抑圧されていた欲望を解放するように中ではハーレムを築いたモモは同じ女は2度は抱かぬをポリシーにドラッグとセックスに溺れた。だが人の口に戸は立てられぬ。モモの醜聞はますます広がるばかりであった。アイドルソングを歌うのを拒否し、パンクソングを勝手に歌いだした。曲名は「アナーキーインザピーチ」であった。パトロンの男もモモの評判が悪くなるとすぐに手を引き、評判が下がると過去の悪い噂も引っ張り出される。やつはデーモンを殺した。子供さえも殺した。ヒーローなんかではない。殺人鬼だ。
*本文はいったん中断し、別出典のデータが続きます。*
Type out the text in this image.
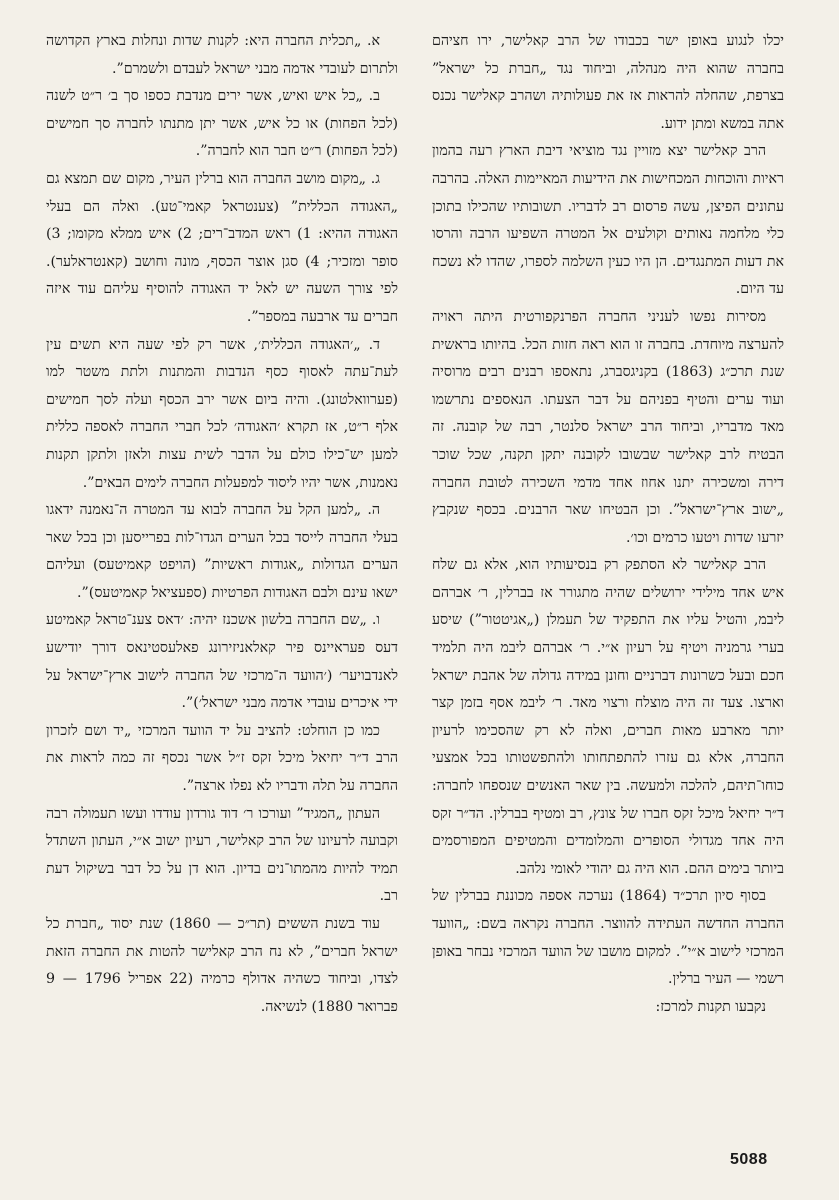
יכלו לנגוע באופן ישר בכבודו של הרב קאלישר, ירו חציהם בחברה שהוא היה מנהלה, וביחוד נגד „חברת כל ישראל” בצרפת, שהחלה להראות אז את פעולותיה ושהרב קאלישר נכנס אתה במשא ומתן ידוע.

הרב קאלישר יצא מזויין נגד מוציאי דיבת הארץ רעה בהמון ראיות והוכחות המכחישות את הידיעות המאיימות האלה. בהרבה עתונים הפיצן, עשה פרסום רב לדבריו. תשובותיו שהכילו בתוכן כלי מלחמה נאותים וקולעים אל המטרה השפיעו הרבה והרסו את דעות המתנגדים. הן היו כעין השלמה לספרו, שהדו לא נשכח עד היום.

מסירות נפשו לעניני החברה הפרנקפורטית היתה ראויה להערצה מיוחדת. בחברה זו הוא ראה חזות הכל. בהיותו בראשית שנת תרכ״ג (1863) בקניגסברג, נתאספו רבנים רבים מרוסיה ועוד ערים והטיף בפניהם על דבר הצעתו. הנאספים נתרשמו מאד מדבריו, וביחוד הרב ישראל סלנטר, רבה של קובנה. זה הבטיח לרב קאלישר שבשובו לקובנה יתקן תקנה, שכל שוכר דירה ומשכירה יתנו אחוז אחד מדמי השכירה לטובת החברה „ישוב ארץ־ישראל”. וכן הבטיחו שאר הרבנים. בכסף שנקבץ יזרעו שדות ויטעו כרמים וכו׳.

הרב קאלישר לא הסתפק רק בנסיעותיו הוא, אלא גם שלח איש אחד מילידי ירושלים שהיה מתגורר אז בברלין, ר׳ אברהם ליבמ, והטיל עליו את התפקיד של תעמלן („אגיטטור”) שיסע בערי גרמניה ויטיף על רעיון א״י. ר׳ אברהם ליבמ היה תלמיד חכם ובעל כשרונות דברניים וחונן במידה גדולה של אהבת ישראל וארצו. צעד זה היה מוצלח ורצוי מאד. ר׳ ליבמ אסף בזמן קצר יותר מארבע מאות חברים, ואלה לא רק שהסכימו לרעיון החברה, אלא גם עזרו להתפתחותו ולהתפשטותו בכל אמצעי כוחו־תיהם, להלכה ולמעשה. בין שאר האנשים שנספחו לחברה: ד״ר יחיאל מיכל זקס חברו של צונץ, רב ומטיף בברלין. הד״ר זקס היה אחד מגדולי הסופרים והמלומדים והמטיפים המפורסמים ביותר בימים ההם. הוא היה גם יהודי לאומי נלהב.

בסוף סיון תרכ״ד (1864) נערכה אספה מכוננת בברלין של החברה החדשה העתידה להווצר. החברה נקראה בשם: „הוועד המרכזי לישוב א״י”. למקום מושבו של הוועד המרכזי נבחר באופן רשמי — העיר ברלין.

נקבעו תקנות למרכז:

א. „תכלית החברה היא: לקנות שדות ונחלות בארץ הקדושה ולתרום לעובדי אדמה מבני ישראל לעבדם ולשמרם”.

ב. „כל איש ואיש, אשר ירים מנדבת כספו סך ב׳ ר״ט לשנה (לכל הפחות) או כל איש, אשר יתן מתנתו לחברה סך חמישים (לכל הפחות) ר״ט חבר הוא לחברה”.

ג. „מקום מושב החברה הוא ברלין העיר, מקום שם תמצא גם „האגודה הכללית” (צענטראל קאמי־טע). ואלה הם בעלי האגודה ההיא: 1) ראש המדב־רים; 2) איש ממלא מקומו; 3) סופר ומזכיר; 4) סגן אוצר הכסף, מונה וחושב (קאנטראלער). לפי צורך השעה יש לאל יד האגודה להוסיף עליהם עוד איזה חברים עד ארבעה במספר”.

ד. „׳האגודה הכללית׳, אשר רק לפי שעה היא תשים עין לעת־עתה לאסוף כסף הנדבות והמתנות ולתת משטר למו (פערוואלטונג). והיה ביום אשר ירב הכסף ועלה לסך חמישים אלף ר״ט, אז תקרא ׳האגודה׳ לכל חברי החברה לאספה כללית למען יש־כילו כולם על הדבר לשית עצות ולאזן ולתקן תקנות נאמנות, אשר יהיו ליסוד למפעלות החברה לימים הבאים”.

ה. „למען הקל על החברה לבוא עד המטרה ה־נאמנה ידאגו בעלי החברה לייסד בכל הערים הגדו־לות בפרייסען וכן בכל שאר הערים הגדולות „אגודות ראשיות” (הויפט קאמיטעס) ועליהם ישאו עינם ולבם האגודות הפרטיות (ספעציאל קאמיטעס)”.

ו. „שם החברה בלשון אשכנז יהיה: ׳דאס צענ־טראל קאמיטע דעס פעראיינס פיר קאלאניזירונג פאלעסטינאס דורך יודישע לאנדבויער׳ (׳הוועד ה־מרכזי של החברה לישוב ארץ־ישראל על ידי איכרים עובדי אדמה מבני ישראל׳)”.

כמו כן הוחלט: להציב על יד הוועד המרכזי „יד ושם לזכרון הרב ד״ר יחיאל מיכל זקס ז״ל אשר נכסף זה כמה לראות את החברה על תלה ודבריו לא נפלו ארצה”.

העתון „המגיד” ועורכו ר׳ דוד גורדון עודדו ועשו תעמולה רבה וקבועה לרעיונו של הרב קאלישר, רעיון ישוב א״י, העתון השתדל תמיד להיות מהמתו־נים בדיון. הוא דן על כל דבר בשיקול דעת רב.

עוד בשנת הששים (תר״כ — 1860) שנת יסוד „חברת כל ישראל חברים”, לא נח הרב קאלישר להטות את החברה הזאת לצדו, וביחוד כשהיה אדולף כרמיה (22 אפריל 1796 — 9 פברואר 1880) לנשיאה.

5088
そしてついにモモに逮捕状が出た。それを知るとモモは服も着ずに塔を飛び出した。彼はこの星で開発が始まったばかりの個人用宇宙船を既に購入しており、それにより星から脱出した。噂と人気に依存する情報としての自分に嫌気がさした彼はもはやだれの記憶にも残らず誰に知られることもなくただ静かに暮らしたいと願いながら宇宙を彷徨った。だが個人用小さな宇宙船での放浪には限界がある。あらかじめ積まれていた食料も限りあがる。目的もなく何度もワープを繰り返し、気が付くとモモの宇宙船はある惑星の重力に引っ張られてその星に堕ちた。


運良くその星には水も大気もあった。船はその星の川に不時着した。宇宙船は脱出装置の故障により外に出ることも出来ずにモモは意識を失った。
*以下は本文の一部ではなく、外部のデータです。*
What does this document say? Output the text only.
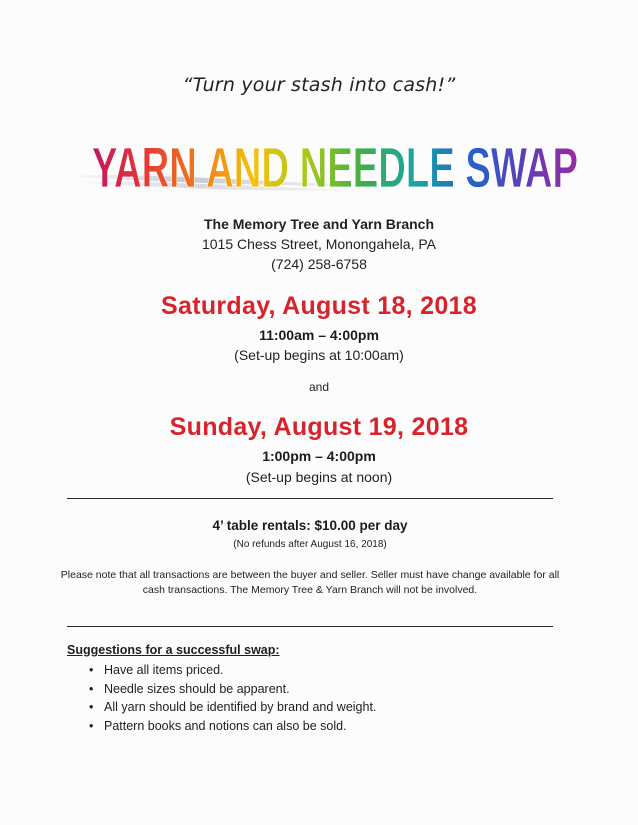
“Turn your stash into cash!”
YARN AND NEEDLE SWAP
The Memory Tree and Yarn Branch
1015 Chess Street, Monongahela, PA
(724) 258-6758
Saturday, August 18, 2018
11:00am – 4:00pm
(Set-up begins at 10:00am)
and
Sunday, August 19, 2018
1:00pm – 4:00pm
(Set-up begins at noon)
4’ table rentals: $10.00 per day
(No refunds after August 16, 2018)
Please note that all transactions are between the buyer and seller. Seller must have change available for all cash transactions. The Memory Tree & Yarn Branch will not be involved.
Suggestions for a successful swap:
• Have all items priced.
• Needle sizes should be apparent.
• All yarn should be identified by brand and weight.
• Pattern books and notions can also be sold.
ガンガンと外部から宇宙船を叩く音でモモは目を覚ました。すぐに宇宙船は破壊され大きな手が彼を抱え上げた。それは巨人であった。彼は2人の巨人に救われ衣服や食べ物を与えられた。

この星の大気や食べ物の違いだろうか。次第にモモの身体も巨人に併せて大きくなった。また彼らの言葉も次第に理解できるようになった。偶然か知らぬがモモの宇宙船の形がこの星の食べ物の形と似ており、それにちなんで二人の巨人は彼をモモタロウと名付けた。二人の巨人は年老いており夫婦であるようであった。


そして月日は流れた。


モモ改め、モモタロウの身体はもはや二人の巨人を超える大きさになった。モモタロウは二人の巨人をそれぞれ「オジイサン、オバアサン」とこの星の言語で呼ぶようになった。
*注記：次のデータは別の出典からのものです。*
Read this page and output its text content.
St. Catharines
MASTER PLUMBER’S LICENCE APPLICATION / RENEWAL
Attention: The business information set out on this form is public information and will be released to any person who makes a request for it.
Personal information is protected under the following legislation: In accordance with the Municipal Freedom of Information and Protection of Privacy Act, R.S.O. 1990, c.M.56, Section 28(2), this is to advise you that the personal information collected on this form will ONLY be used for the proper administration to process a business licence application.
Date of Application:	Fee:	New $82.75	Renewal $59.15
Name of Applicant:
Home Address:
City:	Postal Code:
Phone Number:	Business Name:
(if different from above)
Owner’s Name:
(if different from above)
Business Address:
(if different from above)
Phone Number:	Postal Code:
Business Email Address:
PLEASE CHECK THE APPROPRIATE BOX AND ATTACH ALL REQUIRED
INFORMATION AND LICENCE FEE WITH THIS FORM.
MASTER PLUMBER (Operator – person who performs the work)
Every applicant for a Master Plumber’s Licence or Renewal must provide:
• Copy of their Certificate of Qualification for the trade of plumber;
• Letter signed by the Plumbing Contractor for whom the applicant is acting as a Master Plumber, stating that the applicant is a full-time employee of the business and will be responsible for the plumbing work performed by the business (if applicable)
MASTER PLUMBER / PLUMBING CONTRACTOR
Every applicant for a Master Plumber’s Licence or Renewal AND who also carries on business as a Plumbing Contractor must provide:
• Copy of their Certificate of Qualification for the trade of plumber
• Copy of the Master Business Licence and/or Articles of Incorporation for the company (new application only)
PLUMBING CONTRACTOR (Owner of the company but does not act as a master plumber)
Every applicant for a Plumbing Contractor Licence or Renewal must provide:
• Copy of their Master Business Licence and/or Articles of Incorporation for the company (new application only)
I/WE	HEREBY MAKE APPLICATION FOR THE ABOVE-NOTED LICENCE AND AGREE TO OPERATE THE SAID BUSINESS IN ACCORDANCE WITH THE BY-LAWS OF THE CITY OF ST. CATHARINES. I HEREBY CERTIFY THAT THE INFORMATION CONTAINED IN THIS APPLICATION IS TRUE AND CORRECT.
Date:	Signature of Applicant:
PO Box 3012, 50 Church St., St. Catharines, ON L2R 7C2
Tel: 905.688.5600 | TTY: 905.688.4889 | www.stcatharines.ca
「この星は俺の星と異なり、くだらない情報伝達装置など無い文明レベルのようだ。これなら俺は静かに暮らすことが出来そうだ。もはや良い意味でも悪い意味でも誰の記憶に残ることもなく自由に生きることが出来そうだ。」

そう思いながら桃太郎はこの青い惑星で誰に知られる事もなく生きていくことを決めたのであった。


2015.11.28

昔話のパロディは多くの方が書いているようですね。自分も面白いものが書けるように精進したいものです。